Are we as safe on the roads as we were say a decade ago? A clutch of grim recent statistics would suggest not.
Last month we were told that road accidents resulting in death or serious injury have risen to 25,000, an increase of four per cent from the previous year. Then it was revealed that as many as 500,000 of us are believed to illegally use our mobile phones while at the wheel.
But one thing that cannot be disputed is that today’s motorists are the least courteous in living memory
This was then quickly followed by the introduction of new ‘drug driving’ laws. Taken together these three worrying developments should be a concern for any of us who rely upon our own steam to get us from A to B although there will be some who will point out that our roads are far safer than say 15 years ago.
They will argue that the introduction of new legislation can only be a good thing and, if implemented properly, will act as a deterrent for those who insist on flouting the law.
But one thing that cannot be disputed is that today’s motorists are the least courteous in living memory.
I am not talking about those who are prone to the one fingered salute or the much-favoured hand gesture which is rather reminiscent of that famous coffee advert from the 1980s.

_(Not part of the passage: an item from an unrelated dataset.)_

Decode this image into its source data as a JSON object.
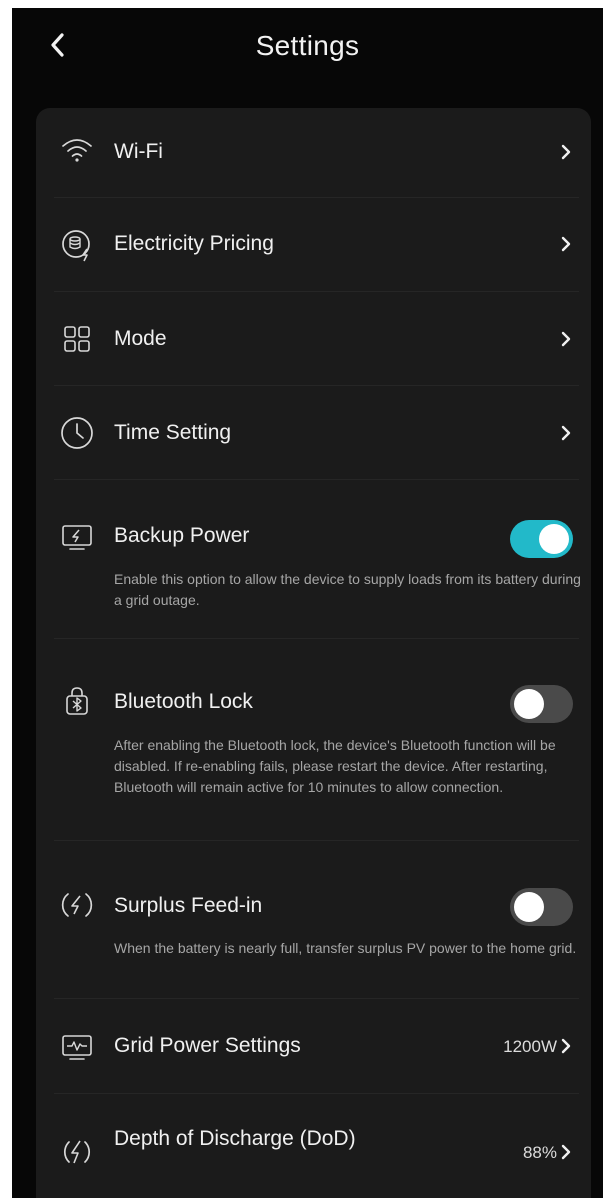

What I am talking about is the slow eradication of basic courtesies amongst many road users.
Just think back to the last time you let a vehicle pass in the opposite direction on a busy street. Did you get a thank you?
Unlikely I think as it appears that the average driver has lost the ability to simply raise a hand when a stranger does the decent thing and lets them through.
Why should this display of pig ignorance matter so much to me, especially when these idiots are complete strangers? In short, how we behave on the roads gives an accurate insight of how we are in our everyday lives and I really cannot stand discourteous numbskulls.
I am sure there are many out there who disagree with me but just think about a world where everybody took a fleeting moment to acknowledge a tiny common courtesy.